Reverse accessor should not be added for models with `ForeignKey` fields belonging to apps not installed.
|Reported by:||mrmachine||Owned by:||nobody|
|Component:||Database layer (models, ORM)||Version:||1.6|
|Severity:||Normal||Keywords:||OperationalError no such table|
|Has patch:||no||Needs documentation:||no|
|Needs tests:||no||Patch needs improvement:||no|
It seems that the act of importing a model that has a ForeignKey, even when the imported model is located in an app that is not installed, will add a reverse accessor to the target model.
Django might be using the accessor directly (or another internal mechanism) in its deletion collector, which therefore references a table that does not exist.
The end result is that simply importing a model for an optional contrib app that is not installed can break the deletion of other model objects (OperationalError: no such table: ... exception), and perhaps other operations.
It can be an easy mistake to make, to import a model from an optional app that might not end up being installed in a particular project. It can also be difficult to track down when you get errors about a table not existing for an app that you have not installed and are not using, when there is only deep Django ORM code referenced in the traceback.
For example, say you have a lib/module that provides several middleware classes, and one of them works with django.contrib.comments. You might assume that it's safe to import django.contrib.comments at the top of your middleware module, because it will not be an ImportError even if the comments app is not installed, and your middleware methods won't run unless explicitly enabled.
But you will get OperationalError: no such table: django_comments if you enable any other middleware from that module and you attempt to delete a User object. Here's an interactive shell session demonstrating the problem as simply as possible:
>>> from django.contrib.auth.models import * >>> from django.contrib import comments >>> u = User.objects.latest('pk') >>> u.delete() Traceback (most recent call last): File "<console>", line 1, in <module> File "/Users/tailee/.virtualenvs/openturbia/src/django/django/db/models/base.py", line 694, in delete collector.collect([self]) File "/Users/tailee/.virtualenvs/openturbia/src/django/django/db/models/deletion.py", line 196, in collect elif sub_objs: File "/Users/tailee/.virtualenvs/openturbia/src/django/django/db/models/query.py", line 100, in __nonzero__ self._fetch_all() File "/Users/tailee/.virtualenvs/openturbia/src/django/django/db/models/query.py", line 854, in _fetch_all self._result_cache = list(self.iterator()) File "/Users/tailee/.virtualenvs/openturbia/src/django/django/db/models/query.py", line 220, in iterator for row in compiler.results_iter(): File "/Users/tailee/.virtualenvs/openturbia/src/django/django/db/models/sql/compiler.py", line 712, in results_iter for rows in self.execute_sql(MULTI): File "/Users/tailee/.virtualenvs/openturbia/src/django/django/db/models/sql/compiler.py", line 788, in execute_sql cursor.execute(sql, params) File "/Users/tailee/.virtualenvs/openturbia/src/django/django/db/backends/util.py", line 69, in execute return super(CursorDebugWrapper, self).execute(sql, params) File "/Users/tailee/.virtualenvs/openturbia/src/django/django/db/backends/util.py", line 53, in execute return self.cursor.execute(sql, params) File "/Users/tailee/.virtualenvs/openturbia/src/django/django/db/utils.py", line 99, in __exit__ six.reraise(dj_exc_type, dj_exc_value, traceback) File "/Users/tailee/.virtualenvs/openturbia/src/django/django/db/backends/util.py", line 53, in execute return self.cursor.execute(sql, params) File "/Users/tailee/.virtualenvs/openturbia/src/django/django/db/backends/sqlite3/base.py", line 450, in execute return Database.Cursor.execute(self, query, params) OperationalError: no such table: django_comments
A possible fix might be to check if the app that owns a model being imported is installed before adding reverse accessors. If it is not installed, either:
a) don't add the reverse accessor; or
b) raise an exception loudly when the error is easy to diagnose, instead of waiting until runtime where is difficult to trace.

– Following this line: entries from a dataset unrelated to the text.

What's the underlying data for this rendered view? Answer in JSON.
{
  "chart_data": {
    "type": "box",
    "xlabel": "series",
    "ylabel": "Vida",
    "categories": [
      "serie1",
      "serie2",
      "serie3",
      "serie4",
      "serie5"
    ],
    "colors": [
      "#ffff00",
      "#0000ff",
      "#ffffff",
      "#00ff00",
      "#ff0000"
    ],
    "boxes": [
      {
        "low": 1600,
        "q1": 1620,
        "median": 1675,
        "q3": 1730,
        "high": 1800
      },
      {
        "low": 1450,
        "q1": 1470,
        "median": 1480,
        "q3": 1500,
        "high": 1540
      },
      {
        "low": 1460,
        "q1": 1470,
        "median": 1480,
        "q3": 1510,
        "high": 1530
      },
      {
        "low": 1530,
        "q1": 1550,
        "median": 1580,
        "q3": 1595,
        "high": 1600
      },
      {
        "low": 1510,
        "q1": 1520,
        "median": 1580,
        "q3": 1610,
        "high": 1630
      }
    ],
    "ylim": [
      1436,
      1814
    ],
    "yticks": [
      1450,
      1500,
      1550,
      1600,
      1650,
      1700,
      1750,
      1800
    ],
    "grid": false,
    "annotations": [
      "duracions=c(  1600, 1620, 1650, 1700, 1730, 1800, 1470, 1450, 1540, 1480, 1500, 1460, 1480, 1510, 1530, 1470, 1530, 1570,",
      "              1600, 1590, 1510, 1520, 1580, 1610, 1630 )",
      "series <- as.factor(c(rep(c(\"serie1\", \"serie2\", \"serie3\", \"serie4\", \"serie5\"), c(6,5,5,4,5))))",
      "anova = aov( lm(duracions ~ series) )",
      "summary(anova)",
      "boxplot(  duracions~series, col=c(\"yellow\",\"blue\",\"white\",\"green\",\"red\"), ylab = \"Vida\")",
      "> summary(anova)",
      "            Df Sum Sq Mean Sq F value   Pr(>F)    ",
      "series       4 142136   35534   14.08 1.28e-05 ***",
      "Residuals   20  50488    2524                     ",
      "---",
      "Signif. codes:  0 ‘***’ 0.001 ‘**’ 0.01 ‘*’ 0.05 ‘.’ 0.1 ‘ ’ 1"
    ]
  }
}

Another consideration might be for the case where a contrib app is installed, but is later removed from INSTALLED_APPS. So the database table does exist, in which case it may still be necessary for Django to account for the table in it's "fast delete" SQL.
So perhaps it would be better to check if the database table exists, rather than if the app is installed? That could potentially cause a chicken and egg problem for the syncdb management command, though?